Russell’s time in the master’s program at the Cranbrook Academy of Art is drawing to a close. In a few days some of his new work will be shown as part of the graduating students’ exhibition at the Cranbrook Museum, followed shortly thereafter by an open studios event and then by graduation in early May.
Kish and I are excited to go up and see Russell’s new pieces as displayed in the museum and also to see what is underway in his studio. In the meantime, we’ve been reflecting on Cranbrook, the institution. It’s an interesting and physically beautiful place, with a fascinating history that finds deep roots in notions of American exceptionalism and the uniquely American ability to find a better approach to education, creativity, and craftsmanship, unbound by traditional notions of class and status and settled ways of doing things found in European cultures. Having a Master’s art program on the same campus as a secondary school, sharing grounds that feature lovely buildings, art objects, and carved expressions of sentiments about the importance of constantly seeking beauty in your daily life, is certainly an unusual concept not found in every educational institution.
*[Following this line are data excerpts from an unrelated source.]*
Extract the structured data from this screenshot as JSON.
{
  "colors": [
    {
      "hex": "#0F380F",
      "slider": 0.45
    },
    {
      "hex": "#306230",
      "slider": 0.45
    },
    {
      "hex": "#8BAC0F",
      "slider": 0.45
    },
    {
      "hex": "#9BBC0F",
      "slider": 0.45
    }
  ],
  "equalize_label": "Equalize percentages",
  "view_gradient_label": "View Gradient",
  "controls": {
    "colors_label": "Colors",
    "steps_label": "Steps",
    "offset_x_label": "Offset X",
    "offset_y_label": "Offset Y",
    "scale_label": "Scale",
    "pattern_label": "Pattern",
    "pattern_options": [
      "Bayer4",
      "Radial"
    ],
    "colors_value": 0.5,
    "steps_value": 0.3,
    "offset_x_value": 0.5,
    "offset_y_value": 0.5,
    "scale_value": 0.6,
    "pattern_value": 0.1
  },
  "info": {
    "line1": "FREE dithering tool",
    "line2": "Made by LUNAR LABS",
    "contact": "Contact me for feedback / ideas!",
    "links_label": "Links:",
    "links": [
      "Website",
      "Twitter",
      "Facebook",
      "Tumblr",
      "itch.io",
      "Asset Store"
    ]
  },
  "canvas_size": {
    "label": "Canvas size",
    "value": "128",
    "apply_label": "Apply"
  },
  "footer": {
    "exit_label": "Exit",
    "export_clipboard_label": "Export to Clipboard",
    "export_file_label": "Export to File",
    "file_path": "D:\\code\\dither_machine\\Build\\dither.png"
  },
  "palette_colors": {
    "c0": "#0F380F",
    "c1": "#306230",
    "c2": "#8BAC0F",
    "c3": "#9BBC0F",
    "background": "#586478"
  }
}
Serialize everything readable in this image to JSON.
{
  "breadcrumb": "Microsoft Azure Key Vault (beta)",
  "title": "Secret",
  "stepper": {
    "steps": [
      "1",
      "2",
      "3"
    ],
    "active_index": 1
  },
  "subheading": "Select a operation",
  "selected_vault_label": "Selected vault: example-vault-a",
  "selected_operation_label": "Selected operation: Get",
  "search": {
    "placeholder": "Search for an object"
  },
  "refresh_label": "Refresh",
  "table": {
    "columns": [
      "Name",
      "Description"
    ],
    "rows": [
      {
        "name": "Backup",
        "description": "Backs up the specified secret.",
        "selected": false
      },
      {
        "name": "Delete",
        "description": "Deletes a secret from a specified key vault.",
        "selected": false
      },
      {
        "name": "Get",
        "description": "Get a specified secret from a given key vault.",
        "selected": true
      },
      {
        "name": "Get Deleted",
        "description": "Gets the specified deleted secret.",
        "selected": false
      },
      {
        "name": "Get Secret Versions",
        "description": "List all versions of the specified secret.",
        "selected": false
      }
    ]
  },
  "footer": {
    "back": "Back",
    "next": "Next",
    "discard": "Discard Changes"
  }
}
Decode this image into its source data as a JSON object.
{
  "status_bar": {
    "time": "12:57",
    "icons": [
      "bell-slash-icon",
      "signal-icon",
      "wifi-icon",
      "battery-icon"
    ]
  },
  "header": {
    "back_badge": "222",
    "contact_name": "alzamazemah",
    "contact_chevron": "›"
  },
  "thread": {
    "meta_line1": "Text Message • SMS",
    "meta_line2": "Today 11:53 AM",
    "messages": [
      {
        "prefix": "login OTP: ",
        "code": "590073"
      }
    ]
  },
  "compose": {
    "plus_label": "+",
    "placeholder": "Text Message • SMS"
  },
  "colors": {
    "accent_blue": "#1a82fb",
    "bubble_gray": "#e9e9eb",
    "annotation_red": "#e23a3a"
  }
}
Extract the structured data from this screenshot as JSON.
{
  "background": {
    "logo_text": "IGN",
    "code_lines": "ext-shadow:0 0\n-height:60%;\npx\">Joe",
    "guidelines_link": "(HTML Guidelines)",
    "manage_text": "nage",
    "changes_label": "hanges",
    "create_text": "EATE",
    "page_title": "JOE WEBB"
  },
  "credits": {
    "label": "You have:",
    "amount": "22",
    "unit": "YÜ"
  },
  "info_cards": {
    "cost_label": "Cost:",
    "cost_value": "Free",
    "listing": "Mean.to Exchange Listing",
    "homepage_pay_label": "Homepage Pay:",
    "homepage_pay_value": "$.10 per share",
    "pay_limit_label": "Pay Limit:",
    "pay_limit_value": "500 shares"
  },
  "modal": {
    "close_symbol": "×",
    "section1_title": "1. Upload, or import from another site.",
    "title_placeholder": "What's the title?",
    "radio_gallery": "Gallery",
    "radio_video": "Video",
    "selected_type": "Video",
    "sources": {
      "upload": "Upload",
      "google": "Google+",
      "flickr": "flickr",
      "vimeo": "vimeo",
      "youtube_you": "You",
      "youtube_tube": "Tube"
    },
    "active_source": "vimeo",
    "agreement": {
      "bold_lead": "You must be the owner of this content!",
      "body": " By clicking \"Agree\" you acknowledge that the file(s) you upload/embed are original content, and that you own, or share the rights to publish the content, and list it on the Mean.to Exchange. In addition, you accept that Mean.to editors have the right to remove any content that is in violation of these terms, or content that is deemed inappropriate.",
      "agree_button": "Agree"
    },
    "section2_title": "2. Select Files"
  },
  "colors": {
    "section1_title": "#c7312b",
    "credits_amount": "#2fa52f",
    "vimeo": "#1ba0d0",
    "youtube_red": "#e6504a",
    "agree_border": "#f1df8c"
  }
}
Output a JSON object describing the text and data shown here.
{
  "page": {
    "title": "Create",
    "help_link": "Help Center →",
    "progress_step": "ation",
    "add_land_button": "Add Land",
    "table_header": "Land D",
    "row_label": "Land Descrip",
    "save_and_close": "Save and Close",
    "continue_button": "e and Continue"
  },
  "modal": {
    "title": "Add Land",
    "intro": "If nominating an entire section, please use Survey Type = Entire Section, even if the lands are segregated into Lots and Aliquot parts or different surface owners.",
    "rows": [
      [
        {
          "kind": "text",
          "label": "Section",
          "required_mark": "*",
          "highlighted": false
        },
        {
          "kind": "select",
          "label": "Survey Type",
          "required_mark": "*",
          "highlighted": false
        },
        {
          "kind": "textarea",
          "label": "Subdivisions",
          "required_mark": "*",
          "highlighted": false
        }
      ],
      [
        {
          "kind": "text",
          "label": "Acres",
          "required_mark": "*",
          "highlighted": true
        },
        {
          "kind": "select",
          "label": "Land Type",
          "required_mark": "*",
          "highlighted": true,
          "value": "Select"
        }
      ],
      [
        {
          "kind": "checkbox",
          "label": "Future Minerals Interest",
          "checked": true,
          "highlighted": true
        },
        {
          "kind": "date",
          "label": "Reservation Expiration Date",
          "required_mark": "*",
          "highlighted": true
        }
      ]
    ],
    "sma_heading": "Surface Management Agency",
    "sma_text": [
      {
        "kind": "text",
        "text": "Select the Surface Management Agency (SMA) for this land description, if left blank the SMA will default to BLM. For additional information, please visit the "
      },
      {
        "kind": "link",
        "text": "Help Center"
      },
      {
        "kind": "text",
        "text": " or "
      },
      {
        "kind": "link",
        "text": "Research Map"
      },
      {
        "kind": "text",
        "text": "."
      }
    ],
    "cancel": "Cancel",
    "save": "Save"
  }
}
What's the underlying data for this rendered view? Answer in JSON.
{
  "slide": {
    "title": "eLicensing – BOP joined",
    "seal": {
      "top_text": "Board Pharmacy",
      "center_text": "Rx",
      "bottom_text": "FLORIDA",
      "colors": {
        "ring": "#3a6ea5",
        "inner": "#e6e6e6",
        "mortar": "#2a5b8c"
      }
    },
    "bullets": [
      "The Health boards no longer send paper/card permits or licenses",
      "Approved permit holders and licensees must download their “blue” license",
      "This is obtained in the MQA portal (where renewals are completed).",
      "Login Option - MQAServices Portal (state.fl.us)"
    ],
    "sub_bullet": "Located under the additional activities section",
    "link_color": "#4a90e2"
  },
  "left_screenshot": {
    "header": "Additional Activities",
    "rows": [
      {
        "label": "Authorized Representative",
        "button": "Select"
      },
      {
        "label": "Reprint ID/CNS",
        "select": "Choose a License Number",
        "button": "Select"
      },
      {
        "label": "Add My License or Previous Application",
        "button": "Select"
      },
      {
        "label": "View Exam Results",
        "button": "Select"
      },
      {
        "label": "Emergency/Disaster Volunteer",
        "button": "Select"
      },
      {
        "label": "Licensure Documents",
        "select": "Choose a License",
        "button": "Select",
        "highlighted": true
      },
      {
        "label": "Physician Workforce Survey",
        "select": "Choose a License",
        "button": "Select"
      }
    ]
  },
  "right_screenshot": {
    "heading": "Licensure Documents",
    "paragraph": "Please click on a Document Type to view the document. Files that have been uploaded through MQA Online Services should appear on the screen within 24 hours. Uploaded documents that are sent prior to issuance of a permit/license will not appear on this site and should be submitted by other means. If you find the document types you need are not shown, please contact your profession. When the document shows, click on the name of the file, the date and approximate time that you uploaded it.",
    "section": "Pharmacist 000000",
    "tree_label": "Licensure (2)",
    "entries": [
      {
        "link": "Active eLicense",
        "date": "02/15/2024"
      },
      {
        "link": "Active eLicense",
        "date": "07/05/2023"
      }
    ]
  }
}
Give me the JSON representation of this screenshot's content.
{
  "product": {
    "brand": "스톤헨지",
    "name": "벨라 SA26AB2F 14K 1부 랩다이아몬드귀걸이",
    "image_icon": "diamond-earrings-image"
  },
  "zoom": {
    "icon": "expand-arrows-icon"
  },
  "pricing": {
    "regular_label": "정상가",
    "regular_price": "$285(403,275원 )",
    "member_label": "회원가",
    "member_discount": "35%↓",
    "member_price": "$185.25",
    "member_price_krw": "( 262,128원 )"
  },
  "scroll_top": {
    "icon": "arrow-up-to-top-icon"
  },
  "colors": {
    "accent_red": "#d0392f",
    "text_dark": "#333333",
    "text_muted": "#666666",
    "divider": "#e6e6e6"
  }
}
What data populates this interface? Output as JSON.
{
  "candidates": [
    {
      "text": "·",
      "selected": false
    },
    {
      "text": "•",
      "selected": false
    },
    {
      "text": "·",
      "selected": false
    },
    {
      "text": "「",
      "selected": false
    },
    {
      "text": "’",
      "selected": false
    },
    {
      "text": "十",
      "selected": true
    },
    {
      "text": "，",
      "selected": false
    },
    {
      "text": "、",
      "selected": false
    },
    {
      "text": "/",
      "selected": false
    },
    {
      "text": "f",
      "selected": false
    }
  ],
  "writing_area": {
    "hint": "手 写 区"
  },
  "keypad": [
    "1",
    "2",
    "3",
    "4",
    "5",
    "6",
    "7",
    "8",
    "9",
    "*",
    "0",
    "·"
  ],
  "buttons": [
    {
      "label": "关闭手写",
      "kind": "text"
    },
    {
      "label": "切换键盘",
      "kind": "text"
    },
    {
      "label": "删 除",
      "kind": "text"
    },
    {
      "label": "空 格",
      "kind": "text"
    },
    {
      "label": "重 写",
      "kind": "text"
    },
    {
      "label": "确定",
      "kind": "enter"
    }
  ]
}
Cranbrook has also been, I think, a good fit for Russell. Returning to the Detroit area — Cranbrook is in Bloomfield Hills, a Motor City suburb — after living for several years in Brooklyn has allowed Russell to really reconnect with his Midwestern roots, in ways that have found expression in his artwork and artistic interests. Cranbrook’s multi-disciplinary approach, in which students in the painting program are interacting regularly with student metalworkers, ceramic artists, architects, sculptors, fiber artists, and photographers, has also allowed Russell to experience different perspectives on art and experiment with incorporating some aspects of those approaches into his own artwork.
It might just be the Dad in me talking, but I think Russell’s willingness to experiment and embrace and understand what other students are doing has been true to the vision of a different, open approach that led to Cranbrook’s founding in the first place. I think the people who started the Art Academy would be as proud of him as we are.